Comparing the process blocks passed through SwapContext to the process blocks in the doubly linked process list can detect the type of process hiding used in this book. SwapContext is called whenever an old process is swapped out and a new process is swapped in. Following the KTHREAD of the swapped-in process (located in the EDI register) will lead to the EPROCESS block for the new process. That process block should also be somewhere in the doubly linked process list. Any discrepancy here is most definitely a rootkit. Figure 13-1 shows the SwapContext Process Hiding Detection.
Unfortunately, SwapContext can be hooked to check for the process block of the rootkit. When the rootkit’s process is being swapped in, the hook can temporarily link the rootkit process entry into the process list before calling the original function, and then unlink the process entry from the process list after calling the original function. This will give any rootkit detection software the impression that the rest of the operating system can see the hidden process.
Scanning kernel memory can also be used to detect known rootkits. This is a complicated task, requiring the scanner to either switch to the context of the process being scanned or perform virtual-to-physical address translations. Once accomplished, however, existing rootkits can be detected by comparing scanned memory to known rootkit signatures.
Unfortunately, memory scanning will not detect newer rootkits; and without a means to circumvent process hiding, memory scanning might not even detect known rootkits with established signatures.
By now, you’ve probably noticed the pattern here: a paragraph defining a rootkit detection technique, followed by a paragraph detailing ways to avoid detection by that technique. This list has grown considerably in recent years, but the format has not. For every new detection technique, there is (or will soon be) a corresponding avoidance technique. This progressive evolution of rootkit and anti-rootkit technology is expected to continue indefinitely.

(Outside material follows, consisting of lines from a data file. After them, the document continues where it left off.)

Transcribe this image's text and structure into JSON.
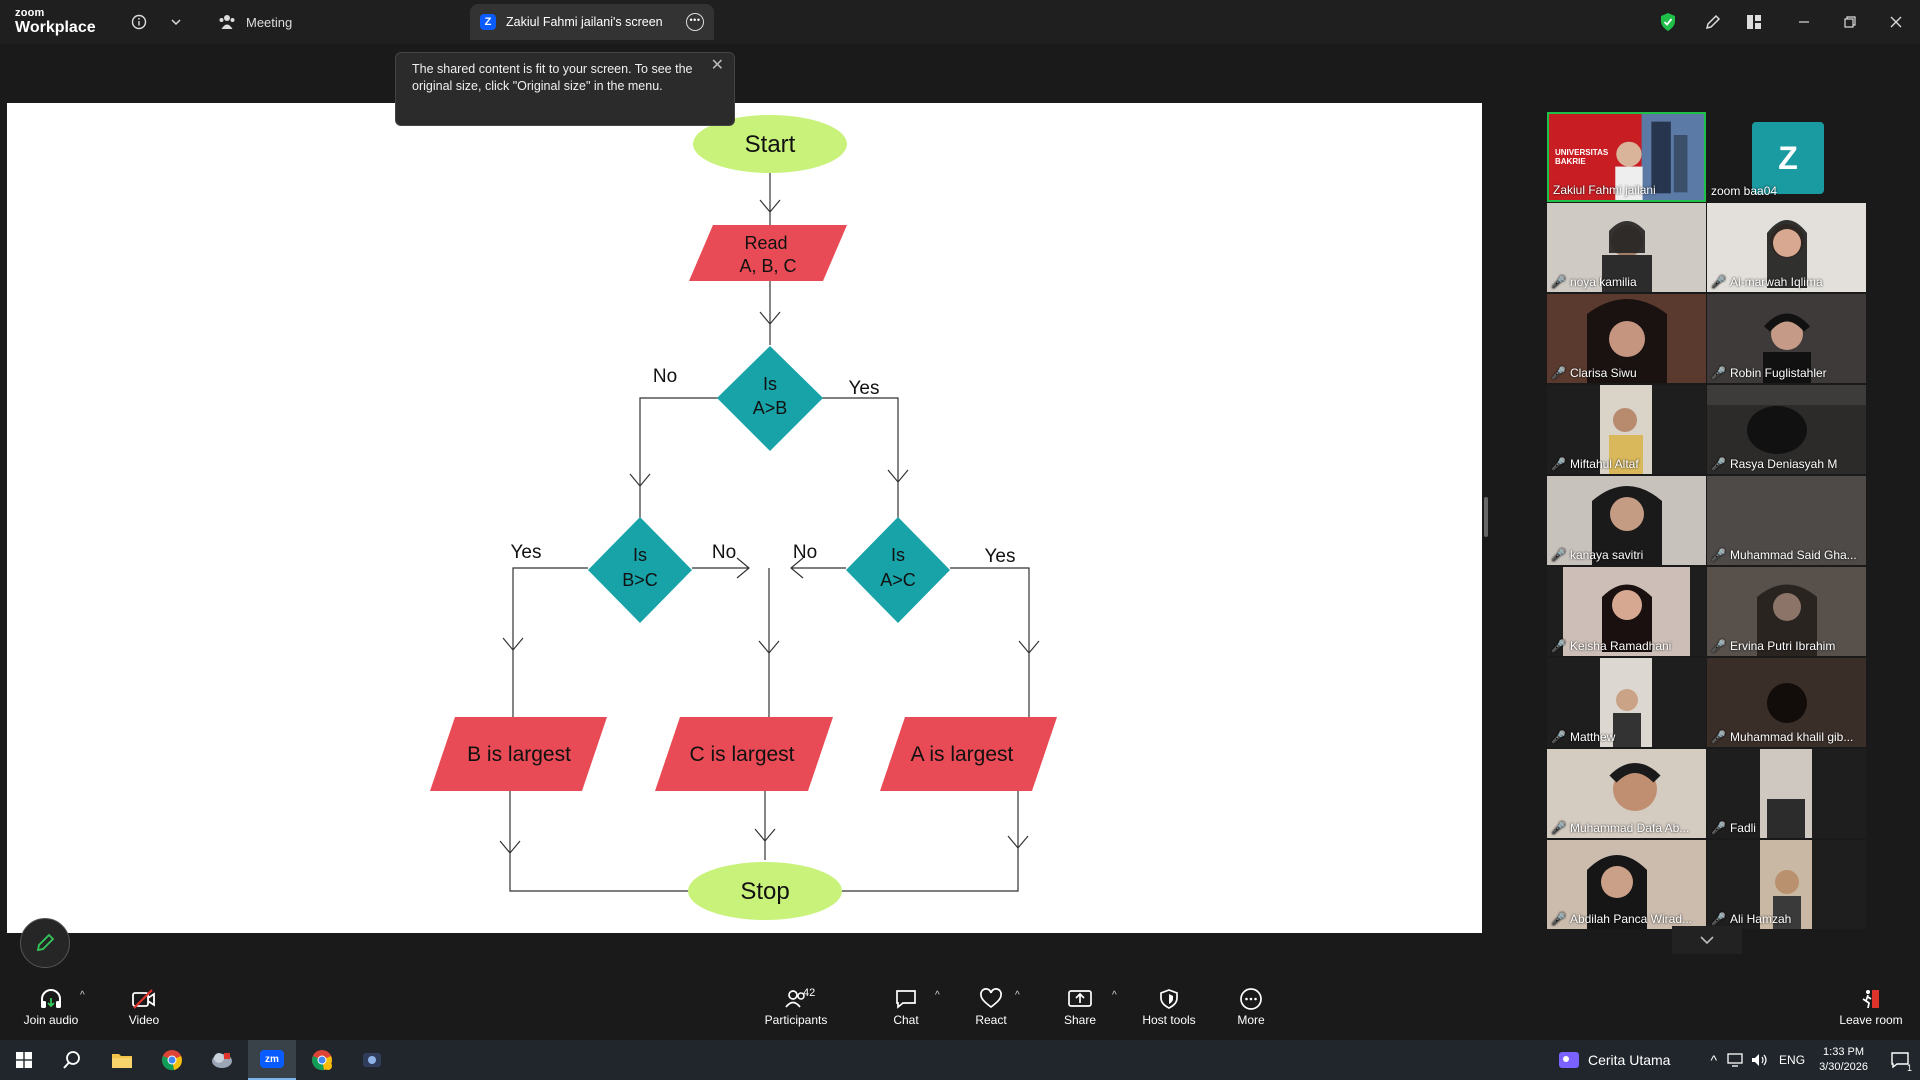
{
  "app": {
    "brand_small": "zoom",
    "brand_big": "Workplace"
  },
  "titlebar": {
    "meeting_label": "Meeting",
    "screen_tab_label": "Zakiul Fahmi jailani's screen",
    "screen_tab_badge": "Z"
  },
  "toast": {
    "message": "The shared content is fit to your screen. To see the original size, click \"Original size\" in the menu."
  },
  "flowchart": {
    "start": "Start",
    "read_line1": "Read",
    "read_line2": "A, B, C",
    "d1_line1": "Is",
    "d1_line2": "A>B",
    "d2_line1": "Is",
    "d2_line2": "B>C",
    "d3_line1": "Is",
    "d3_line2": "A>C",
    "no1": "No",
    "yes1": "Yes",
    "yes2": "Yes",
    "no2": "No",
    "no3": "No",
    "yes3": "Yes",
    "out_b": "B is largest",
    "out_c": "C is largest",
    "out_a": "A is largest",
    "stop": "Stop"
  },
  "gallery": {
    "participants": [
      {
        "name": "Zakiul Fahmi jailani",
        "muted": false,
        "active": true
      },
      {
        "name": "zoom baa04",
        "muted": false,
        "initial": "Z"
      },
      {
        "name": "noya kamilia",
        "muted": true
      },
      {
        "name": "Al-marwah Iqlima",
        "muted": true
      },
      {
        "name": "Clarisa Siwu",
        "muted": true
      },
      {
        "name": "Robin Fuglistahler",
        "muted": true
      },
      {
        "name": "Miftahul Altaf",
        "muted": true
      },
      {
        "name": "Rasya Deniasyah M",
        "muted": true
      },
      {
        "name": "kanaya savitri",
        "muted": true
      },
      {
        "name": "Muhammad Said Gha...",
        "muted": true
      },
      {
        "name": "Keisha Ramadhani",
        "muted": true
      },
      {
        "name": "Ervina Putri Ibrahim",
        "muted": true
      },
      {
        "name": "Matthew",
        "muted": true
      },
      {
        "name": "Muhammad khalil gib...",
        "muted": true
      },
      {
        "name": "Muhammad Dafa Ab...",
        "muted": true
      },
      {
        "name": "Fadli",
        "muted": true
      },
      {
        "name": "Abdilah Panca Wirad...",
        "muted": true
      },
      {
        "name": "Ali Hamzah",
        "muted": true
      }
    ],
    "banner_text": "UNIVERSITAS BAKRIE"
  },
  "toolbar": {
    "join_audio": "Join audio",
    "video": "Video",
    "participants": "Participants",
    "participants_count": "42",
    "chat": "Chat",
    "react": "React",
    "share": "Share",
    "host_tools": "Host tools",
    "more": "More",
    "leave": "Leave room"
  },
  "taskbar": {
    "weather": "Cerita Utama",
    "lang": "ENG",
    "time": "1:33 PM",
    "date": "3/30/2026",
    "notif_count": "1"
  },
  "colors": {
    "terminal": "#c9f27a",
    "process": "#e84b55",
    "decision": "#17a3a8",
    "toolbar_bg": "#1a1a1a",
    "active_border": "#1fbf4a"
  }
}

One by-product of this struggle for dominance is that rootkits will become old faster. By “old” I mean “easily detectable by readily available anti-rootkit software.” This is not to say there will ever be a signature-based rootkit prevention system like those employed to prevent viruses, but a detector-based rootkit prevention system is probable. Like Professional Rootkits, Professional Rootkit Detectors, created by teams of professionals, will dominate the anti-rootkit market in the near future. This will ensure that new rootkit hiding techniques will be countered quickly and that the developed detectors will be distributed immediately to a vast demographic.
Unfortunately, the underlying purpose of a rootkit is stealth, whereas the underlying purpose of a virus is propagation. This makes rootkit detection more difficult than virus detection, greatly increasing the time between the use of a new rootkit hiding technique and eventual rootkit detection.
Another by-product of the struggle for dominance between rootkits and rootkit detectors, this time in favor of the rootkit designer, is the creation of a broad spectrum of readily available tools that can be used to validate rootkit implementation. By testing a rootkit against many rootkit detectors, the rootkit designer not only ensures initial stealth, but also future stealth because existing rootkit detectors will often implement new functionality already found in other rootkit detectors.